POST	`/v1/images/edits`	OpenAI Images (edit/inpaint)
POST	`/v1/videos/generations`	OpenAI-style video generation
POST	`/v1/music/generations`	OpenAI-style music generation
POST	`/v1/audio/transcriptions`	OpenAI Audio (STT)
POST	`/v1/audio/speech`	OpenAI TTS (returns audio body)
POST	`/v1/rerank`	Cohere/Voyage-style rerank
POST	`/v1/moderations`	OpenAI Moderations
GET	`/v1/models`	OpenAI
POST	`/v1/messages/count_tokens`	Anthropic
GET	`/v1beta/models`	Gemini
POST	`/v1beta/models/{...path}`	Gemini generateContent
POST	`/v1/api/chat`	Ollama

All POST routes follow the same shape: Bearer your-api-key + Zod-validated JSON body (v1RerankSchema, v1ModerationSchema, v1AudioSpeechSchema, etc., see src/shared/validation/schemas.ts). 4xx is returned on schema failure.

# Rerank
POST /v1/rerank      { "model": "cohere/rerank-3", "query": "...", "documents": ["..."] }

# Moderations
POST /v1/moderations { "model": "omni-moderation-latest", "input": "..." }

# TTS — returns audio/mpeg (or requested format) body
POST /v1/audio/speech { "model": "openai/tts-1", "input": "Hello", "voice": "alloy" }

# Image edit (multipart)
POST /v1/images/edits  -F image=@input.png -F prompt="..." -F mask=@mask.png

# Video / music generation (provider-prefixed model id)
POST /v1/videos/generations { "model": "runway/gen-3", "prompt": "..." }
POST /v1/music/generations  { "model": "suno/v3.5",   "prompt": "..." }

Dedicated Provider Routes

POST /v1/providers/{provider}/chat/completions
POST /v1/providers/{provider}/embeddings
POST /v1/providers/{provider}/images/generations

The provider prefix is auto-added if missing.
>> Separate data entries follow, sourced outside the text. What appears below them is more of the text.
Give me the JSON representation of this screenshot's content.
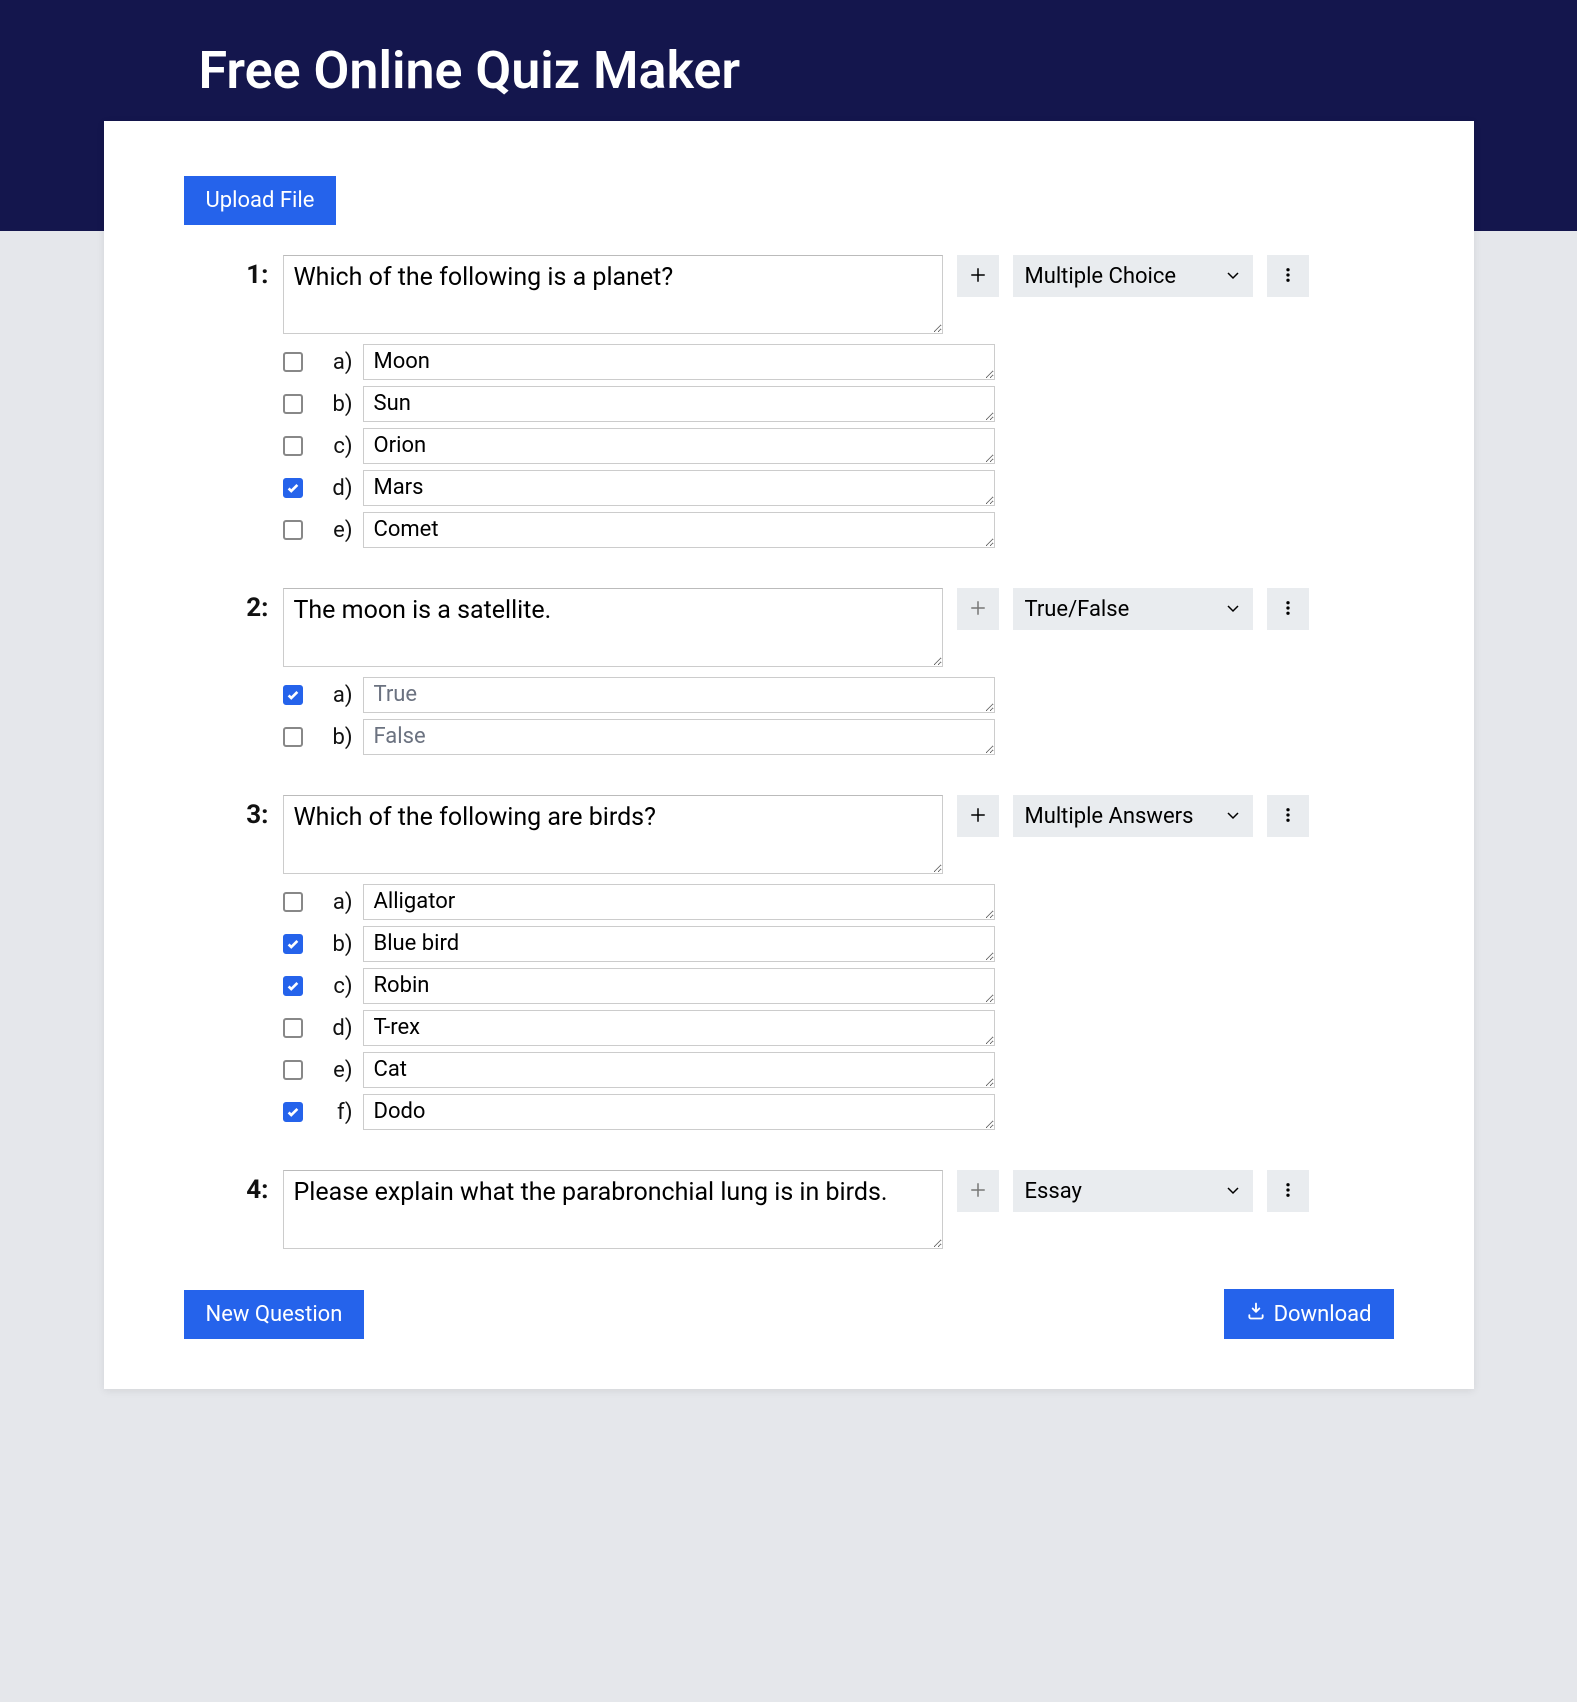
{
  "page_title": "Free Online Quiz Maker",
  "buttons": {
    "upload": "Upload File",
    "new_question": "New Question",
    "download": "Download"
  },
  "question_types": [
    "Multiple Choice",
    "True/False",
    "Multiple Answers",
    "Essay"
  ],
  "questions": [
    {
      "number": "1:",
      "text": "Which of the following is a planet?",
      "type": "Multiple Choice",
      "add_enabled": true,
      "answers": [
        {
          "letter": "a)",
          "text": "Moon",
          "checked": false,
          "readonly": false
        },
        {
          "letter": "b)",
          "text": "Sun",
          "checked": false,
          "readonly": false
        },
        {
          "letter": "c)",
          "text": "Orion",
          "checked": false,
          "readonly": false
        },
        {
          "letter": "d)",
          "text": "Mars",
          "checked": true,
          "readonly": false
        },
        {
          "letter": "e)",
          "text": "Comet",
          "checked": false,
          "readonly": false
        }
      ]
    },
    {
      "number": "2:",
      "text": "The moon is a satellite.",
      "type": "True/False",
      "add_enabled": false,
      "answers": [
        {
          "letter": "a)",
          "text": "True",
          "checked": true,
          "readonly": true
        },
        {
          "letter": "b)",
          "text": "False",
          "checked": false,
          "readonly": true
        }
      ]
    },
    {
      "number": "3:",
      "text": "Which of the following are birds?",
      "type": "Multiple Answers",
      "add_enabled": true,
      "answers": [
        {
          "letter": "a)",
          "text": "Alligator",
          "checked": false,
          "readonly": false
        },
        {
          "letter": "b)",
          "text": "Blue bird",
          "checked": true,
          "readonly": false
        },
        {
          "letter": "c)",
          "text": "Robin",
          "checked": true,
          "readonly": false
        },
        {
          "letter": "d)",
          "text": "T-rex",
          "checked": false,
          "readonly": false
        },
        {
          "letter": "e)",
          "text": "Cat",
          "checked": false,
          "readonly": false
        },
        {
          "letter": "f)",
          "text": "Dodo",
          "checked": true,
          "readonly": false
        }
      ]
    },
    {
      "number": "4:",
      "text": "Please explain what the parabronchial lung is in birds.",
      "type": "Essay",
      "add_enabled": false,
      "answers": []
    }
  ]
}
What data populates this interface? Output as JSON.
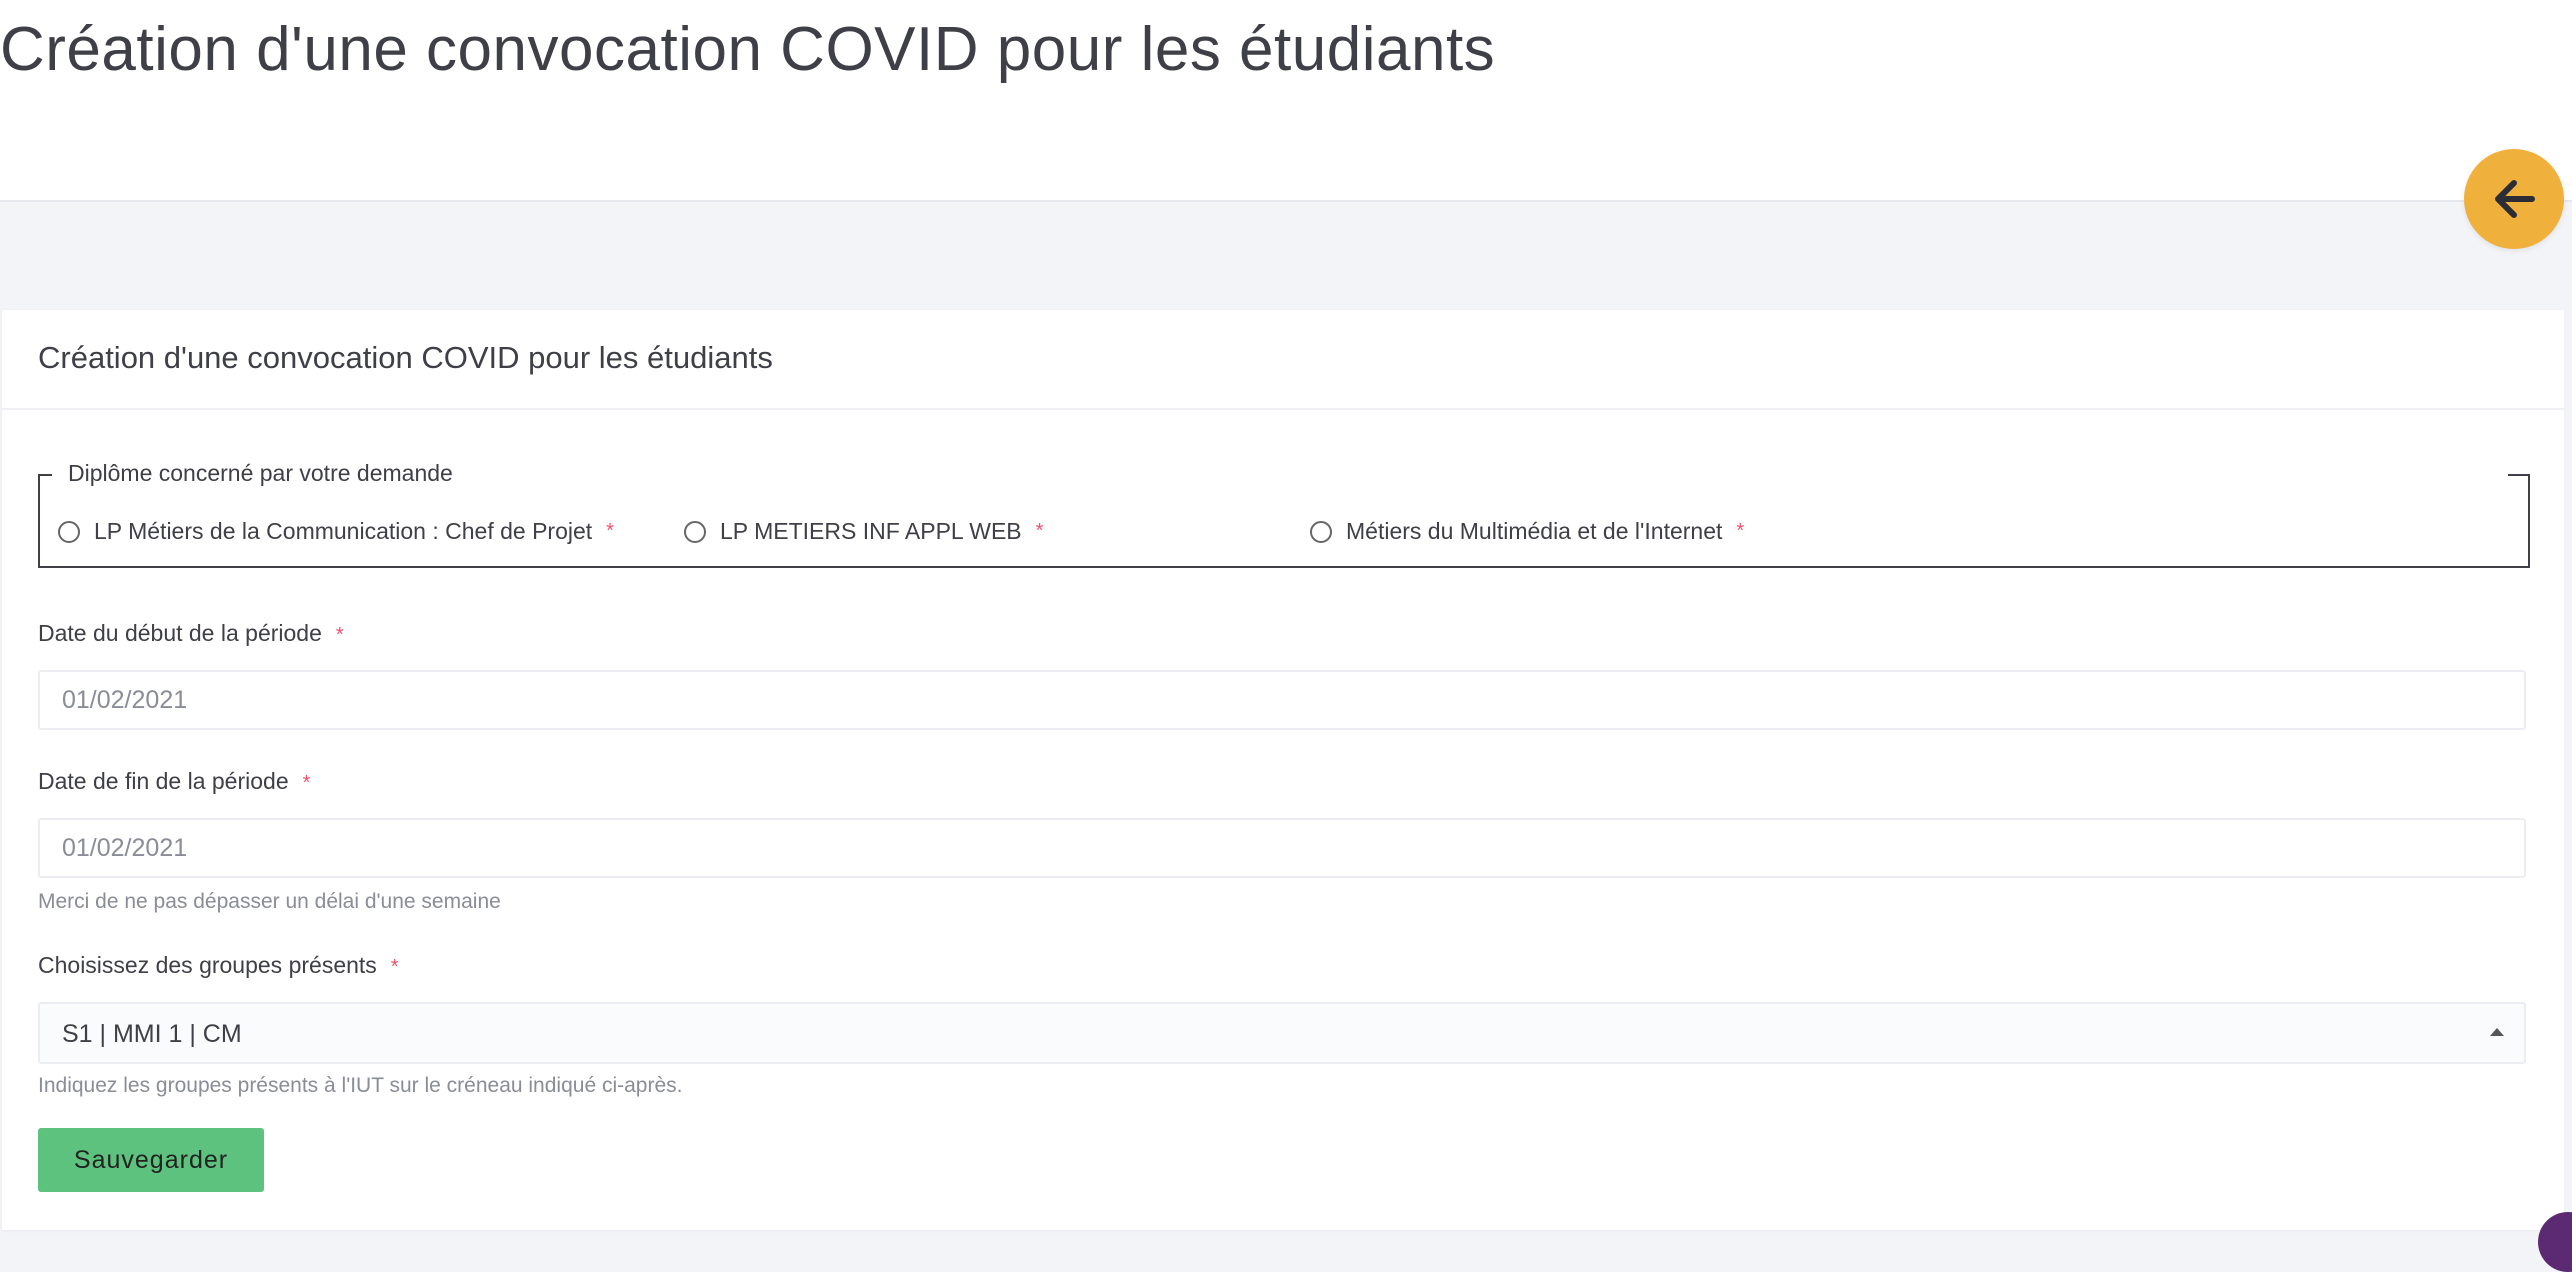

Mismatched models return 400.

Files API

OpenAI-compatible files endpoint for batch input/output and file-purpose uploads.

Method	Path	Description
POST	`/v1/files`	Upload a file (multipart: `file`, `purpose`, `expires_after[anchor]`, `expires_after[seconds]`) — 512 MiB max
GET	`/v1/files`	List files for the authenticated API key
GET	`/v1/files/[id]`	Retrieve a file's metadata
DELETE	`/v1/files/[id]`	Delete a file
GET	`/v1/files/[id]/content`	Stream the raw file body back

Auth: Bearer API key — files are scoped per-API-key via getApiKeyRequestScope.

Batches API

OpenAI-compatible batch processing.

Method	Path	Description
POST	`/v1/batches`	Create batch — body validated by `v1BatchCreateSchema` (`input_file_id`, `endpoint`, `completion_window`)
GET	`/v1/batches`	List batches
GET	`/v1/batches/[id]`	Retrieve batch status + `request_counts`
DELETE	`/v1/batches/[id]`	Delete a finished/failed batch
POST	`/v1/batches/[id]/cancel`	Cancel an in-progress batch

Auth: Bearer API key. Batches are scoped per-API-key.

Search API

Web/search provider abstraction (Tavily, Brave, Exa, Serper, etc.).

Method	Path	Description
GET	`/v1/search`	List configured search providers + capabilities
POST	`/v1/search`	Run a search query — body validated by `v1SearchSchema`, supports caching/coalescing
GET	`/v1/search/analytics`	Per-provider hit/latency/cache stats

Auth: Bearer API key (extractApiKey + isValidApiKey). Search policy enforced via enforceApiKeyPolicy.

WebSocket Streaming

GET /v1/ws?handshake=1

Validates a WebSocket upgrade handshake and returns the wire protocol example messages (request, cancel). Actual WS frames are handled by the bundled WS server outside the Next.js route table.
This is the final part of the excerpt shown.